“Apprivoiser l'ombre”
Lors de la cérémonie d'hommage qui fut rendue à mon amoureux, début septembre, j'ai lu ce poème de René-Guy Cadou :
Pour apprivoiser l'ombre Il me suffit d'un arbre
Pour approuver le vent Il me suffit d'une herbe
D'un souvenir Pour que le ciel s'éclaire
De ton regard Pour donner sens au monde
Alors, comment ça se passe pour moi, maintenant qu'il n'est plus là, que je n'ai plus son regard pour donner sens au monde ?
Les lignes bougent, imperceptiblement. Le chagrin ne m'étouffe plus constamment, il y a des moments où je me sens bien et où j'intègre complètement la solitude qui est désormais la mienne. Il y a des jours sans larmes, ou alors juste un petit sanglot refoulé qui vient mourir à la surface de mes yeux, un petit tremblement dans ma voix quand je parle de lui.
J'arrive à revivre sans drame ce moment terrible, ce petit matin d'août qui a bouleversé ma vie telle que je la connaissais et qui a dévasté les mois qui ont suivi. Par contre, j'ai toujours du mal à comprendre comment j'ai pu assister à cela sans m'effondrer complètement, le jour J. Il faut croire que j'ai trouvé en moi les ressources nécessaires.

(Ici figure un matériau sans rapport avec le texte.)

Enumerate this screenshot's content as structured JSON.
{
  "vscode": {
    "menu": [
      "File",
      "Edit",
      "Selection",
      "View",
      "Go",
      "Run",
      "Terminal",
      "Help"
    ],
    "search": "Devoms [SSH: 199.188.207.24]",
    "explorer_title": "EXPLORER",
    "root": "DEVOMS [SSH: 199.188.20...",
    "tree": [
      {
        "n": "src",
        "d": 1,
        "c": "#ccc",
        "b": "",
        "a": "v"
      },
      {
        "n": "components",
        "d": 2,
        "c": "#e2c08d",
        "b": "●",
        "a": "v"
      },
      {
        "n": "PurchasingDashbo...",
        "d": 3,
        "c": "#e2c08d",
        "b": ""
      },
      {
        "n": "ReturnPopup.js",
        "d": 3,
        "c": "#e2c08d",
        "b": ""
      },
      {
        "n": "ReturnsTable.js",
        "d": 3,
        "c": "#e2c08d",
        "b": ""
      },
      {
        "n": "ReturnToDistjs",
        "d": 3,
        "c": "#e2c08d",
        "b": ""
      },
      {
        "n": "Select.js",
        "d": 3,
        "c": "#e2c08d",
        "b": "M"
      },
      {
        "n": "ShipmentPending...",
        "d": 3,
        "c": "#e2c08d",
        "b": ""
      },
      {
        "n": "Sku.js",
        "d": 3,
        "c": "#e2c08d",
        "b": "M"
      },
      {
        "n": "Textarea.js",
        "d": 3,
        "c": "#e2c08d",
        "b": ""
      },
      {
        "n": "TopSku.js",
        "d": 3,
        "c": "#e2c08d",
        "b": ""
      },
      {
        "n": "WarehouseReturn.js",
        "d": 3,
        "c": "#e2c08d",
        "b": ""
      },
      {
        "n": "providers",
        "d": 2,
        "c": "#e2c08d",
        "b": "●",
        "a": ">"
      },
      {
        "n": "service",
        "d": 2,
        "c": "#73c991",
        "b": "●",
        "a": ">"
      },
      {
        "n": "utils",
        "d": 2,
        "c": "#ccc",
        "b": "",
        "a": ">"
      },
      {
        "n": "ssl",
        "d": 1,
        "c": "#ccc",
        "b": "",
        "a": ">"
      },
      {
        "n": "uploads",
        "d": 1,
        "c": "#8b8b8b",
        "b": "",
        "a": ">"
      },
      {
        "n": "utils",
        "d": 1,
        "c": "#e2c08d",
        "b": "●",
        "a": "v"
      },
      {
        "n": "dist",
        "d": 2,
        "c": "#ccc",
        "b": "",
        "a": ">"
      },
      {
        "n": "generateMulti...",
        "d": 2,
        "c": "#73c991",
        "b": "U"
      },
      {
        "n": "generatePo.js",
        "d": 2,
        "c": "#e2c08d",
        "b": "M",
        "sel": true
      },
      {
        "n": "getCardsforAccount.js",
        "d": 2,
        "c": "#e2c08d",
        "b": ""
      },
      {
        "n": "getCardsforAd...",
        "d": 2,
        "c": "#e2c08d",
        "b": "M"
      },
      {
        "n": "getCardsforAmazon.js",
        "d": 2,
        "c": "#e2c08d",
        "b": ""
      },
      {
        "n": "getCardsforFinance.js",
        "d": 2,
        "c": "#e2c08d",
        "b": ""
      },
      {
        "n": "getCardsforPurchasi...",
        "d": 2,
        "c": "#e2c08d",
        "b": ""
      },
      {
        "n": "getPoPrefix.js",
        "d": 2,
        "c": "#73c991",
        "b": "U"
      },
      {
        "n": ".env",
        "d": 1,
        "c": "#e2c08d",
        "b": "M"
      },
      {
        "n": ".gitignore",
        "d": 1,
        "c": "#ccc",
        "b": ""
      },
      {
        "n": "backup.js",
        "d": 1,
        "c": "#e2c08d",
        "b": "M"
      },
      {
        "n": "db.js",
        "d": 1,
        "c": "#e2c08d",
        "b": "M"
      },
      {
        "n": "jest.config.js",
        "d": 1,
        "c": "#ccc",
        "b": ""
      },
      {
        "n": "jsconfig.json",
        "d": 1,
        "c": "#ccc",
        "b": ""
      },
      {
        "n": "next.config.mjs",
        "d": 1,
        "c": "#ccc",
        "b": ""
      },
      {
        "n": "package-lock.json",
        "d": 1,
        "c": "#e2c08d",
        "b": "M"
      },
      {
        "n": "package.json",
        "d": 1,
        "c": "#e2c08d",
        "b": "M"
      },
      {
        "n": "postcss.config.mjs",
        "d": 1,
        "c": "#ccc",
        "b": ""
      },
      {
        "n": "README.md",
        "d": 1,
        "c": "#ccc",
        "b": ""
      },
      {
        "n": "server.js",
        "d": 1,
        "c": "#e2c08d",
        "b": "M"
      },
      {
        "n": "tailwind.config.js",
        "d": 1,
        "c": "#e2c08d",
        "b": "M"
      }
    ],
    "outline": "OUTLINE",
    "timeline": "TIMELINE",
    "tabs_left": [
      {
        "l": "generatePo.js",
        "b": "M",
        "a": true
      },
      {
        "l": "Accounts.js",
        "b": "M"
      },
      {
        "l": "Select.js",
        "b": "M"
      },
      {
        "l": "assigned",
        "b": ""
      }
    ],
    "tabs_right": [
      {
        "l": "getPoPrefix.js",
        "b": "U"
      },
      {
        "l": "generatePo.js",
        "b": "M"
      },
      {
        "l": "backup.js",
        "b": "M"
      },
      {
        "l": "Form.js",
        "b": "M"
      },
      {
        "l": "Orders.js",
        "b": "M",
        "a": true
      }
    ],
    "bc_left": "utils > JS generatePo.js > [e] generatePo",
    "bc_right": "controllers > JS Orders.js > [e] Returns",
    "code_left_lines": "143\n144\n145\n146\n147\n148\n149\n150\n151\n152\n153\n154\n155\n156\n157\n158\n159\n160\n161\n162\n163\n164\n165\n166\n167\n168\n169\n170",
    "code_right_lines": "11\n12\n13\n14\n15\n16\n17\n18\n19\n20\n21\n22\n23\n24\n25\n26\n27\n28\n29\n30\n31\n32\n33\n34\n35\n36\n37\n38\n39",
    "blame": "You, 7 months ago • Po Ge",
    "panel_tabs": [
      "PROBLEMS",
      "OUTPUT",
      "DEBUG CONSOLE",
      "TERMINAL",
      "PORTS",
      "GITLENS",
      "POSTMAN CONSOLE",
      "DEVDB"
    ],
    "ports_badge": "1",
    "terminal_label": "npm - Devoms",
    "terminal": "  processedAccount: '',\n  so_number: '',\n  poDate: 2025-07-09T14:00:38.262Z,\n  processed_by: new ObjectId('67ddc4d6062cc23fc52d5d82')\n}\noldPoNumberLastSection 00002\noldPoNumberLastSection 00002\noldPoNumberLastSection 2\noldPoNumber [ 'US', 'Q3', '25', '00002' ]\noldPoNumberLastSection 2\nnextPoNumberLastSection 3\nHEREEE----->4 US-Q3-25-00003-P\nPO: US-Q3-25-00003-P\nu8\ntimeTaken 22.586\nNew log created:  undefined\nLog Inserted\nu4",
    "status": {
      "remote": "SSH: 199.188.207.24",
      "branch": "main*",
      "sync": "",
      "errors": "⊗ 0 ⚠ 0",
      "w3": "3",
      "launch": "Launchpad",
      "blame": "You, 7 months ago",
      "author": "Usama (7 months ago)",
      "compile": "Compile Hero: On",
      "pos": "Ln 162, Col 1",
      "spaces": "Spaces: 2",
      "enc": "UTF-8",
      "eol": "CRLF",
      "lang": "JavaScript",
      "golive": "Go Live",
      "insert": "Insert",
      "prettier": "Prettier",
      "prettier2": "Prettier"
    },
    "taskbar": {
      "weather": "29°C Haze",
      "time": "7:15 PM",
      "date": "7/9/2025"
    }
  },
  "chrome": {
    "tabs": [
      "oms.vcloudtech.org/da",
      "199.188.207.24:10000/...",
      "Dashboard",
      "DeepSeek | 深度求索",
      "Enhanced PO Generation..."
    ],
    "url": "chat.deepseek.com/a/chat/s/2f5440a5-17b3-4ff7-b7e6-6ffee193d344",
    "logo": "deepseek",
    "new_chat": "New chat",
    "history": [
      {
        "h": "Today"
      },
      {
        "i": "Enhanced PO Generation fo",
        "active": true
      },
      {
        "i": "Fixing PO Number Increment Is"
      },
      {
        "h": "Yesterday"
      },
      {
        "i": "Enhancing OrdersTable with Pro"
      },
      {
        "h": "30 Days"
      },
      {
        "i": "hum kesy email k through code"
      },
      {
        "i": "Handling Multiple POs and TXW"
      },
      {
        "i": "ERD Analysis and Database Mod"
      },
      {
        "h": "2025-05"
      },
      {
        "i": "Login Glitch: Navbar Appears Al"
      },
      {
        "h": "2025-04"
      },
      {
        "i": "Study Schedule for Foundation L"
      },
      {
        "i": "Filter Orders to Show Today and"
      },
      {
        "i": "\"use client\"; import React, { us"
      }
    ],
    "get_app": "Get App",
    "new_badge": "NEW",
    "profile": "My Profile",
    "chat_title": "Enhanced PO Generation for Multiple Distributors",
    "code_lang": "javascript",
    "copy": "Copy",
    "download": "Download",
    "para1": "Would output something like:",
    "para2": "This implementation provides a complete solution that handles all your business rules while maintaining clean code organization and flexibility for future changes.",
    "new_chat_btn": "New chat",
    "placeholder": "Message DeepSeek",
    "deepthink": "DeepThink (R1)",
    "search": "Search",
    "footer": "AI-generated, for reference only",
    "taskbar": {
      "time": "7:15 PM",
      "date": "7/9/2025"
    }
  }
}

Je n'ai toujours pas acheté de calendrier 2025 mais ce n'est pas un blocage psychologique, c'est juste que je ne l'ai pas fait, c'est tout. Après ces deux jours que j'ai passés à pleurer en continu sur mon malheur, sur l'insoutenable perte, j'ai, semble-t-il, tourné une page symbolique qui me permet d'envisager un avenir.
J'ai rassemblé les objets que je souhaite garder de lui ainsi que des papiers, des photos, le livre d'or de la cérémonie, le calendrier 2024 et j'ai tout mis dans une jolie valise en carton, ma valise de lui, mon kit du souvenir, celle que je pourrai ouvrir quand j'aurai envie de le retrouver un peu. Ce geste très banal m'a permis de franchir un nouveau cap : celui de m'autoriser à envisager la suite de ma vie sans lui.
Ce n'est pas facile tout le temps et je sais que je ne suis pas à l'abri de nouveaux tours de montagnes russes du chagrin mais voilà, il y a des jours où je peux, sans pleurer, sans m'effondrer, penser à demain sans lui et c'est doux. C'est doux parce que je sais que c'est ce qu'il aurait voulu, lui qui m'aimait tellement et qui ne souhaitait qu'une chose : que je sois heureuse. Je ne le suis plus depuis qu'il est parti mais ça reviendra, je le crois. Il le faudra, pour lui.
Je suis en train d'apprivoiser l'ombre.